= Start Up Loans Scheme =

The Start Up Loans Scheme is a UK government backed programme that offers finance, mentoring and support to entrepreneurs looking to start (or grow) a business in England, Scotland, Wales and Northern Ireland.

==History==
In 2012, £151 million was made available to the scheme by the government to aid entrepreneurs with a target to start 30,000 new businesses by 2016.

In the 2015 Autumn Statement, the government announced that it would continue to support the programme for the remainder of their current term. The aim is to support another 10,000 entrepreneurs per year, taking the total to 75,000 by 2020.

The scheme is administered by The Start-Up Loans Company, a subsidiary of the British Business Bank, and delivered through a network of “Delivery Partners".

The Start Up Loans scheme's mission is to equip entrepreneurs with the tools needed to make their business a success in all industries and sectors.

Upon its launch, the Start Up Loans scheme announced 12 ambassadors from across the UK as a motivational tool and to provide case examples of young entrepreneurs that have started up their own businesses.

=== Milestones ===
In July 2014 it was announced that 20,000 loans had been issued under the scheme, amounting to a value of more than £100m.

It was further announced at the end of 2015 that nearly 35,000 entrepreneurs had been supported to date, with a total loan value of £180m.
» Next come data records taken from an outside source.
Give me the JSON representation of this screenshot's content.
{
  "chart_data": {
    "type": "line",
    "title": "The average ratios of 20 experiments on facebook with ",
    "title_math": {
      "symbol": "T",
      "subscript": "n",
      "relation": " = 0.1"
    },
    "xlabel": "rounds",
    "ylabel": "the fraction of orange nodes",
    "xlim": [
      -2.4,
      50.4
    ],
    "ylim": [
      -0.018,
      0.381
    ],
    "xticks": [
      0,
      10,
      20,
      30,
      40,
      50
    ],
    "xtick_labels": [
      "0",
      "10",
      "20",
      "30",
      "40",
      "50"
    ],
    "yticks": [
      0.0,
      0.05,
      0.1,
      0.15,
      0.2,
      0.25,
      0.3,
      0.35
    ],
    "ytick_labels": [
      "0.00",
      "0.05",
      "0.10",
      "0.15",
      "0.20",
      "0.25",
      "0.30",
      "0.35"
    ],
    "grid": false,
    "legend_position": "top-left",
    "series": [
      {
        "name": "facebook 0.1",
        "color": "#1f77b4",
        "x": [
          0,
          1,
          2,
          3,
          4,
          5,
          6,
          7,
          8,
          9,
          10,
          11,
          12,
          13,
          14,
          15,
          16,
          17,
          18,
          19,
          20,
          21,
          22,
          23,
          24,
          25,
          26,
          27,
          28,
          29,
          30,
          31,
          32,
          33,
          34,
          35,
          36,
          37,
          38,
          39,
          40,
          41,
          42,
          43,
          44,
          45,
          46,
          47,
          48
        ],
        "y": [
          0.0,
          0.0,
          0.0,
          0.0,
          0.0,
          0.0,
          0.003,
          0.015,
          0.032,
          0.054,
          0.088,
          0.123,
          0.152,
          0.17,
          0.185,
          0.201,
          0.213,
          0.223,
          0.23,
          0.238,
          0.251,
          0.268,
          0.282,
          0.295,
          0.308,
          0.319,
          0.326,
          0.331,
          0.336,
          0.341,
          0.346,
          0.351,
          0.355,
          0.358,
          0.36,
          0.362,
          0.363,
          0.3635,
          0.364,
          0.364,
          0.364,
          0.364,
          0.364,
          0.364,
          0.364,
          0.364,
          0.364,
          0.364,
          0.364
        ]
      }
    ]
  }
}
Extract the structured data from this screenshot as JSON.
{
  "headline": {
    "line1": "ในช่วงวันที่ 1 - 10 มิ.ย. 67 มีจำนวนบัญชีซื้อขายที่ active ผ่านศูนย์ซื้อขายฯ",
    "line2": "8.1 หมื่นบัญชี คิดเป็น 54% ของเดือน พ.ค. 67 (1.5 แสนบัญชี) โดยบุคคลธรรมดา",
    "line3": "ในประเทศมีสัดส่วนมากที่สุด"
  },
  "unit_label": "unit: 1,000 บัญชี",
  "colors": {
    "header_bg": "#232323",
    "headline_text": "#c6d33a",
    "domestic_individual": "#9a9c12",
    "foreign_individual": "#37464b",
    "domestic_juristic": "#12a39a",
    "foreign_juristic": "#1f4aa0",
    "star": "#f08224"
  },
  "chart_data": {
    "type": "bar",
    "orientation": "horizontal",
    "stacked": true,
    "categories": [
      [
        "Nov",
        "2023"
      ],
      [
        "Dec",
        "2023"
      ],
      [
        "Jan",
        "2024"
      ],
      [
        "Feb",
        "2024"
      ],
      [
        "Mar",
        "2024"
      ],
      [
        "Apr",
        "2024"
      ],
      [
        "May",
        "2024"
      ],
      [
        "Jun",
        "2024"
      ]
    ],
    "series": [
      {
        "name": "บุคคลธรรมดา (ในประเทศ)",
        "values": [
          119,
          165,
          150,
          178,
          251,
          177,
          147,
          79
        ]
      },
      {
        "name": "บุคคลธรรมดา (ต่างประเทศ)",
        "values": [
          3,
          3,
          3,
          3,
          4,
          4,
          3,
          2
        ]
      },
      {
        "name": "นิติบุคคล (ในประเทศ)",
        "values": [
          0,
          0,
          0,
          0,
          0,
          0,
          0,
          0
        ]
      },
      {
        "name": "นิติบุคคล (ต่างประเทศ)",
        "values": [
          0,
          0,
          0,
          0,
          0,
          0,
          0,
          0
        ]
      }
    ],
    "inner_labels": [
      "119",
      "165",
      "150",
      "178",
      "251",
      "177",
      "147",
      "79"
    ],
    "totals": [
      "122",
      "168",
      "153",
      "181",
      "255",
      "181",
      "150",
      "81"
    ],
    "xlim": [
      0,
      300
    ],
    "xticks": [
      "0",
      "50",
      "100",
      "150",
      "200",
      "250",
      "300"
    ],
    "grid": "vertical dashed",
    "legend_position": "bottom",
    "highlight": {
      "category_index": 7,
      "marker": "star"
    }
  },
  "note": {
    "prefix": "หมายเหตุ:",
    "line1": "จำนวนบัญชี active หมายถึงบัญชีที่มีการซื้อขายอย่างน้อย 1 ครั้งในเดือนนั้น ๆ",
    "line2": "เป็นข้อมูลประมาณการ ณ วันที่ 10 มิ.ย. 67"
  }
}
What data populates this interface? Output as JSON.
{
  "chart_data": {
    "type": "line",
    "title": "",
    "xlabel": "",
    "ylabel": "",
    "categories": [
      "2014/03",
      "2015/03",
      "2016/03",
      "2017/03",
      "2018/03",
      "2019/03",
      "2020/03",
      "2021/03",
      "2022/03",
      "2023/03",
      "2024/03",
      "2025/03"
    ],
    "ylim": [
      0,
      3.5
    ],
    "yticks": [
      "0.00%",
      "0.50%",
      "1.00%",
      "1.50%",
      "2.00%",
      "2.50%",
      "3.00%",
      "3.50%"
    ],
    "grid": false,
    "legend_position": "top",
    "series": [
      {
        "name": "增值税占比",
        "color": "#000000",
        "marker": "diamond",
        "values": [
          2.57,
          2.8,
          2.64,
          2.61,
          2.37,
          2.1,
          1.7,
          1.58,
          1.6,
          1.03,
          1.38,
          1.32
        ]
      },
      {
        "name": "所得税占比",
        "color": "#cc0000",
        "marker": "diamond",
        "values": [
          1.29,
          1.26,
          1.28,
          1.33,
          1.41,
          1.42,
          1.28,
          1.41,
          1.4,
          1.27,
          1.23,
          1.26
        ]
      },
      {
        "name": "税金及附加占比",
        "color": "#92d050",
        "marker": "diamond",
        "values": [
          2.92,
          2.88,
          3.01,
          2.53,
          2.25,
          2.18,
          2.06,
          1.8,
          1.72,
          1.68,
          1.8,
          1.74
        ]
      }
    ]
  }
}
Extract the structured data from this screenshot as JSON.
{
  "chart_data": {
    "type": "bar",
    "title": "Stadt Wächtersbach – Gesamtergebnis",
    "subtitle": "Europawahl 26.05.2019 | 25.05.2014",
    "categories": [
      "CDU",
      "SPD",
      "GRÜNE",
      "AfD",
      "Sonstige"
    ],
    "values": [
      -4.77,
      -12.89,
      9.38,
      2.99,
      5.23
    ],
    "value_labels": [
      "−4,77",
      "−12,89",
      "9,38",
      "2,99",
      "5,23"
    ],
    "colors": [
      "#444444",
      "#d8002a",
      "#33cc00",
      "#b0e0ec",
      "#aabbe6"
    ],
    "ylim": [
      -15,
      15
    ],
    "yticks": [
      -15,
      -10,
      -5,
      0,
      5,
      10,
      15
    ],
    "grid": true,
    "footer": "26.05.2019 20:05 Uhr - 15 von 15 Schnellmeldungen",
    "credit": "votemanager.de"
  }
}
In February 2016, the Start Up Loans Company announced that it had lent over £200m and was almost half-way towards its objective of 75,000 loans.

== Age Cap ==
Following recommendations to remove the age cap (30 or under) for the eligibility of Start Up Loans scheme, Prime Minister David Cameron announced the government would lift the age cap of the scheme.

== Further Funding ==
In September 2013, Prime Minister David Cameron announced that additional funding of £34m would be allocated to the Start Up Loans scheme.